Food For The People

Amid Unprecedented Strain on Portland Food Banks, a New Humanitarian Effort Is Here to Help

A local chapter of Washington, D.C.–based World Central Kitchen will deliver 200 meals a day to Latinx and Somali populations.

By Julia Silverman June 1, 2020

One of the country’s landmark humanitarian food aid programs is coming to Portland for the first time. 

Washington, D.C.–based supernova chef Jose Andres’ World Central Kitchen, which has prepped more than 17 million meals in disaster-stricken countries worldwide, launches here on Tuesday, delivering 200 meals a day to Bienestar de la Familia, a community program in the Cully neighborhood that’s focused on outreach to the Latinx and Somali populations. 

Organizer Erika Polmar says they hope to quickly ramp up to serve more communities. The goal is twofold: To put cooks back in the kitchen and to help feed the untold number of Oregonians who’ve pushed demand at local food banks and pantries to unprecedented levels. 

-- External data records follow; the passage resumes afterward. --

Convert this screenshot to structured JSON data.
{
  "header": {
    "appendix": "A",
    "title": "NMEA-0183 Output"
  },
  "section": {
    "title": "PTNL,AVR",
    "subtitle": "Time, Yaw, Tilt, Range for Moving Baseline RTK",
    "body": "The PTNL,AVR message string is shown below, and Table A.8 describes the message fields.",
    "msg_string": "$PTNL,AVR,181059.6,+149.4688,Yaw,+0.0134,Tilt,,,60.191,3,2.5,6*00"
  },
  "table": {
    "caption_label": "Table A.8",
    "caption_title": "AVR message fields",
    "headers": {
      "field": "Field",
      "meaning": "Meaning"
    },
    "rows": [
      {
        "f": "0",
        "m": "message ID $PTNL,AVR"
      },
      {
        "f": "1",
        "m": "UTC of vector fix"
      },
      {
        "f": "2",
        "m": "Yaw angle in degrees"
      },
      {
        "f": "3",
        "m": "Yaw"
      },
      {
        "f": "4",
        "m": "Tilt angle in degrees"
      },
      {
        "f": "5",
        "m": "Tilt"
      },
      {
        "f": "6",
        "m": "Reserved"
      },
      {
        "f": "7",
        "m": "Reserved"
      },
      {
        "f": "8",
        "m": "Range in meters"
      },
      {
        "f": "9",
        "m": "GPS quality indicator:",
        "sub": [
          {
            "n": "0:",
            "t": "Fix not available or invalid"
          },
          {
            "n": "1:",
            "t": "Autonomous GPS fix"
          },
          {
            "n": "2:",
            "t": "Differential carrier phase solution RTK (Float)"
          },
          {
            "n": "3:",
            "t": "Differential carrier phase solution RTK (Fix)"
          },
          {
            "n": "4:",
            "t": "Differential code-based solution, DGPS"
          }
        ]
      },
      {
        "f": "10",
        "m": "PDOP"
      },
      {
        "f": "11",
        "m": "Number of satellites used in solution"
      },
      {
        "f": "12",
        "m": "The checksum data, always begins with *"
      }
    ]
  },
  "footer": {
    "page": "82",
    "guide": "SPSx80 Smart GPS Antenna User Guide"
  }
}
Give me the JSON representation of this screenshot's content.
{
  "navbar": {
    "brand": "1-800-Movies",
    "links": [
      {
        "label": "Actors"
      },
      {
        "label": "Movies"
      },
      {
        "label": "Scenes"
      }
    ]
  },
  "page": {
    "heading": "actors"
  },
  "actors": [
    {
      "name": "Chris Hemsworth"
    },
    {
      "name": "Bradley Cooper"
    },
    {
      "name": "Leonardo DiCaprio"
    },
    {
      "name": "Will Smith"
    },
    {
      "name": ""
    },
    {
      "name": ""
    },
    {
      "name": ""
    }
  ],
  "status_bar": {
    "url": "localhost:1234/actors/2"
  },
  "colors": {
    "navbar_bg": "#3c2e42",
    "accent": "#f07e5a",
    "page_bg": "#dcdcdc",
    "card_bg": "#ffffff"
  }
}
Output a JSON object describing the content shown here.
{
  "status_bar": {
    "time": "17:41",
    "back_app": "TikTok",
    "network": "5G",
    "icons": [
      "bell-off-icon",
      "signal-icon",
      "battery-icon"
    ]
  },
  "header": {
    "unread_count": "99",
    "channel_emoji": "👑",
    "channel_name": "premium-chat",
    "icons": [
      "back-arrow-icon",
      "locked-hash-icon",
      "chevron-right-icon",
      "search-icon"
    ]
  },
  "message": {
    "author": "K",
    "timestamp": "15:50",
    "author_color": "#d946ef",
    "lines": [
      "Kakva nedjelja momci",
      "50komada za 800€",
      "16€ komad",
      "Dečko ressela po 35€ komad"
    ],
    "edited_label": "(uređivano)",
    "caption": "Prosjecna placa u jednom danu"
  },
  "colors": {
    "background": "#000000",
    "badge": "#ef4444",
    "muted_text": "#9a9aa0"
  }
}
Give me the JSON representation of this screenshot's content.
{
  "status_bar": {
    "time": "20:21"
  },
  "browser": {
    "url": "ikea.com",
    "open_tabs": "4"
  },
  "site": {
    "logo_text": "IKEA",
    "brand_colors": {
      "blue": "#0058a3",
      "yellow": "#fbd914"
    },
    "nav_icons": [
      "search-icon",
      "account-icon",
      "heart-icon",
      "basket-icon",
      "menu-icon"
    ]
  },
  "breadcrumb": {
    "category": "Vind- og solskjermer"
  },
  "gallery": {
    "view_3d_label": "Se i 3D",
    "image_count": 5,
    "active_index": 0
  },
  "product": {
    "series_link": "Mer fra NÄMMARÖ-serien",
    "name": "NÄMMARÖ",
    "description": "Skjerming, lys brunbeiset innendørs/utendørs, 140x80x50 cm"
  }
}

Food comes courtesy of cooks from Independent Restaurant Concepts, the restaurant group that includes North 45, Circa 33, and Produce Row Cafe, among others. The company’s Culinary Director, Aaron Dionne, says he’s been trying to source culturally sensitive ingredients, like halal chicken and beef. Working with a skeleton crew of chefs from Produce Row, Satellite Tavern, and North 45, he’ll be kicking off the first week with a menu of chicken adobo with steamed rice, sided by sautéed cabbage and spinach with cumin and topped with a tomato, jalapeño and edamame relish.  

“We are getting people back to work that really need it, as well as helping people feed themselves,” he says. “One of the things we can always provide is a meal. And it feels a little bit normal. Being with the guys in the kitchen today, it was nice to just have some momentum.” 

Normally, World Central Kitchen requires an upfront commitment of $1 million to fund launch efforts in a new city, says Polmar, who is also the founder of Plate and Pitchfork, the table-to-the-farm dinner series that supports hunger relief efforts. 

But for Portland, the organization waived that requirement, helped along by seed funding from two Willamette Valley wineries—Brooks Winery and Domaine Drouhin, which raised $10,000 in only an hour via an online auction of 50 cases of wines from its cellars.  

The effort will add to restaurant aid efforts already up and running in Oregon, including Frontline Foods, a new national nonprofit that pays restaurants to make meals for medical workers and has worked with restaurants including Coquine and Toro Bravo, plus an ongoing effort coordinated by local nonprofit Stone Soup which works with Kachka, Lardo, and other restaurants to provide meals for homeless shelters. 

“Agencies that are traditionally contacted for food relief, like the Oregon Food Bank and refugee organizations, have seen demand increase up to 60 percent,” Polmar says. “They don’t have the resources to fill all that need. World Central Kitchen helps fill that gap with food, while putting chefs back to work.” 

She takes care to note that this isn’t a panacea for hard-hit Oregon restaurants; but it is a guarantee of sorts, of bulk orders that chefs and owners can count onas opposed to the vagaries of the take-out market, where some chefs with cult followings can sell out in seconds, while others are trying their best to guesstimate how much food and personnel they’ll need to meet nightly takeout quotas. And it comes as Multnomah County prepares to move into phase one of Gov. Kate Brown’s reopening plans, with restaurants in Portland being encouraged to apply to expand outside seating for the summer season.